Coronavirus exposure sites identified in Canberra's nightclubs have driven an increase in demand for COVID-19 tests in the capital, but health authorities are confident the growing number of Canberrans seeking tests shows people are still following the rules.
The seven-day rolling average of negative tests reported by ACT Health has risen from about 1400 a fortnight ago to 2289 on Monday.
The upward trend in testing numbers comes after testing rates dropped to their lowest rates since the outbreak began at the end of October.
There were 4243 negative test results reported on Friday, which was the highest number of daily negative test results in more than a month.
Meanwhile, Canberrans who have put off their second vaccine dose due to wanting an different brand have been told they are allowed to come forward for an alternative.
ACT Health on Monday said in a social media post that people were allowed to have a second dose from a different vaccine brand due to new research that showed the safety and effectiveness of mixing vaccines.
"If you've been putting off your 2nd dose because you wanted an alternative vaccine brand - don't delay and book in for your 2nd dose now," the post said.

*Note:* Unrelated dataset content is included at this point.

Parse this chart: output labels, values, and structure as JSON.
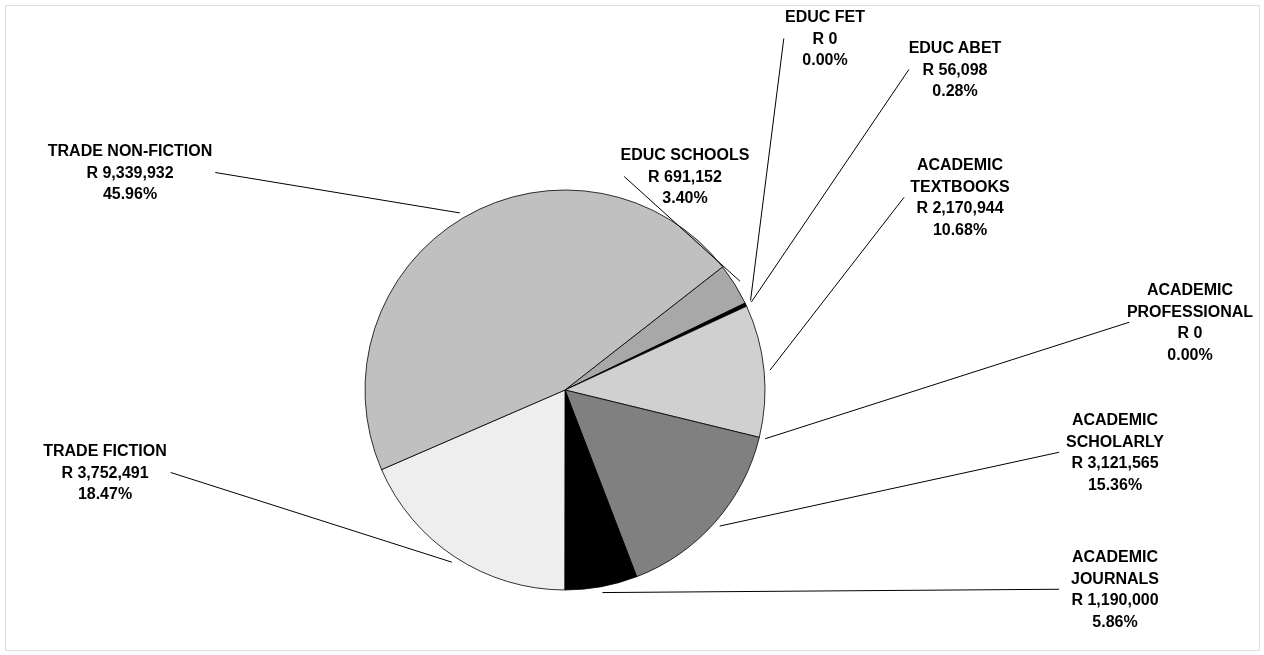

"If you're choosing a different brand for your 2nd dose, but not sure which vaccine to get (or timing), speak to a GP or health care provider."
An ACT health spokesman said authorities were aware that some people wanted an alternative vaccine brand for their second dose.
"ACT Health's social media posts on the ability to mix vaccines in certain circumstances are part of our ongoing efforts to provide Canberrans with information about their vaccination options," the spokesman said.
"With 97.2 per cent of eligible ACT residents [having] received their second dose, we do not believe there are many Canberrans who are delaying their second dose booking.
"However, we have heard there may be a small number of individuals who would prefer to change vaccines for their second dose."
The ACT reported 11 new COVID-19 cases on Monday. Five people were hospitalised with the virus and two were in intensive care. One person required ventilation.
Another primary school was identified as an exposure site on Monday, after St Thomas the Apostle Catholic Primary School in Kambah was exposed to COVID-19 over two days last week.
Students in one classroom were identified as close contacts "along with a small number of other individuals" from an unknowing exposure on Wednesday, November 17 and Thursday, November 16.
Several night-time venues have been identified as casual exposure locations since restrictions were eased, with most public exposure sites classified as casual contact locations due to the ACT's high vaccination rates.
Just 12 public close contact exposure locations have been identified since the start of November, including gyms, a cinema, a nail salon and an overnight bus between Melbourne and Canberra.
People at casual exposure sites are required to complete a declaration form and get a PCR test immediately, with a follow-up test required five days after their exposure. They do not need to quarantine if their first test is negative, and only need one test if it was five or more days after their exposure.
ACT Health has again provided public advice on wait times at government-run testing clinics, where people can be forced to wait for significant periods in their cars in times of peak demand.
Health Minister Rachel Stephen-Smith on Thursday said surges in people coming forward to get tested usually died down quickly, before health staff could respond with extra resources.
"What I would say to people is if you do turn up to a testing centre and the queue looks a bit long, you might want to think about going away and coming back later and keeping an eye on our social media to look at wait times," Ms Stephen-Smith said.
"If we see a sustained increase in demand for testing, where that would justify putting in additional resources, then we'll obviously be able to do that."
Testing demand peaked in August, in the first weeks of the ACT outbreak. There were 7882 negative test results reported on August 23.
In a renewed effort to reach people still holding out on vaccination, the ACT will offer mixed second doses for those yet to be fully vaccinated.
The Australian Technical Advisory Group on Immunisation recommends that the same vaccine dose be used for the two doses of primary vaccination.
However, there are certain circumstances where another brand may be used, including an adverse reaction to a first shot and if the second brand is unavailable.
But emerging research has showed it is effective and safe to combine vaccine brands, hence why people are allowed to come forward.
Booster shots can be from a different brand, with the third top-up shot to be a mRNA vaccine - Pfizer or Moderna.
The ACT government undertook research on vaccine hesitancy earlier this year which found a small portion of people received their COVID jab reluctantly.
The research found it will be crucial to monitor this group so they come forward for their booster shots and second shots.
The government said they made need to develop targeted campaigns if there was a lag in people coming forward for their top-up shots.